5 Ways Your Spouse Might Hide Assets in a Divorce
Financial issues involved in a divorce - especially high net worth cases - are often complicated and require professionals with the experience and knowledge to handle such cases. Hiding assets can be a form of "self-help" that unfairly skews the divorce results. It is not uncommon for a spouse to hide (or attempt to hide) assets, especially if the divorce has been planned for quite a while. In one case I previously litigated the husband tried to hide more than $50 million by transferring assets to trusts he established years before the divorce began. Even if the amount of the assets in most cases is substantially lower, hidden asset cases can end in unfair results if they are not properly handled.

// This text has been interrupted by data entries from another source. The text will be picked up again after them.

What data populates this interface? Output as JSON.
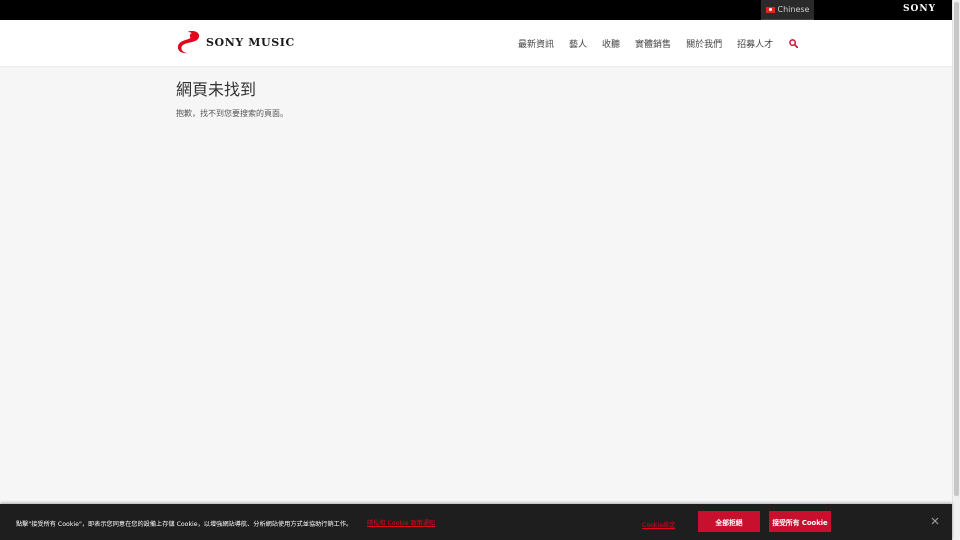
{
  "topbar": {
    "language": "Chinese",
    "brand": "SONY"
  },
  "header": {
    "logo_text": "SONY MUSIC",
    "nav": [
      {
        "label": "最新資訊"
      },
      {
        "label": "藝人"
      },
      {
        "label": "收聽"
      },
      {
        "label": "實體銷售"
      },
      {
        "label": "關於我們"
      },
      {
        "label": "招募人才"
      }
    ]
  },
  "main": {
    "title": "網頁未找到",
    "message": "抱歉，找不到您要搜索的頁面。"
  },
  "cookie": {
    "text": "點擊\"接受所有 Cookie\"，即表示您同意在您的設備上存儲 Cookie，以增強網站導航、分析網站使用方式並協助行銷工作。",
    "policy_link": "隱私和 Cookie 政策通知",
    "settings_label": "Cookie設定",
    "reject_label": "全部拒絕",
    "accept_label": "接受所有 Cookie"
  },
  "colors": {
    "accent": "#c8102e",
    "topbar": "#000000",
    "background": "#f6f6f6"
  }
}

A few of the most common ways of hiding assets are as follows:
1. Under Reporting Income
Perhaps the most common method of hiding assets is by under reporting income. Generally this method is used by people who own a business. It is not at all uncommon, almost to the point where it is to be expected, that if a spouse has a business that receives cash (such a as bar) that person very likely will hide income. Another method of under reporting income by business owners is by failing to collect and accounts receivable. In this approach, a business owner puts off collecting money owed to him by his/her customers until after the divorce. In cases where the amount of the income is substantial, the party not running the business must demand all relevant business records and quite likely hire a forensic accountant familiar with the specific type of business in order to make an evaluation of whether all income is being properly reported.
2. Phony Debts to Friends or Family
A less sophisticated, but also common method of trying to hide income is for one spouse to execute a promissory note to a family member to create a false debt. If successful, that spouse will then receive more property in order to compensate for the false debt to the family. In these instances you must conduct thorough discovery to make sure actual money was received for the promissory note and that it was a true debt and not a disguised gift.
3. Transferring Money to Friends or Family
Another method to hide assets similar to creating phony debt is transferring assets to friends or family members. This not a very sophisticated method of hiding assets because it is usually traceable by a review of financial account statements, but it does require that you and your attorney demand, receive and carefully review your spouse's financial records.
4. Rolling Over Large Tax Refunds
It is not uncommon in divorce cases for one spouse to be more knowledgeable about finances than the other. Another common method of hiding assets is by rolling over a large tax refund to apply to the subsequent tax year. That way the spouse never receives the check, does not divide the tax refund with her/his spouse and then receives the increased refund the following year. I have been involved in cases where one spouse tried to hide more than $200,000 using this approach. This is another reason to demand and competently review all relevant financial records in a divorce.
A newer and developing method of hiding assets is through the use of bitcoins. Bitcoin purchases may or may not involve a level of anonymity depending upon the method of purchase. Most divorce lawyers still do not know much about bitcoins but or the methods of tracking bitcoin purchases so if you have a tech savvy spouse who may use bitcoins to hide assets, it is important to hire a lawyer who can use available resources to track the purchases.
These are a few of the methods by which parties to divorce cases can hide assets. If you are in a divorce case or considering divorce and your spouse has assets that may be hidden it is important to hire a lawyer who has experience and the knowledge to use the tools available to her/him to find these assets to protect your financial future. I was recently involved in a divorce case where I used an unconventional tool (unknown to the vast majority of divorce lawyers) to find a hidden asset worth more than $100,000. The cost of that process was less than $1000, so my client obviously benefitted from my knowledge and experience in this area.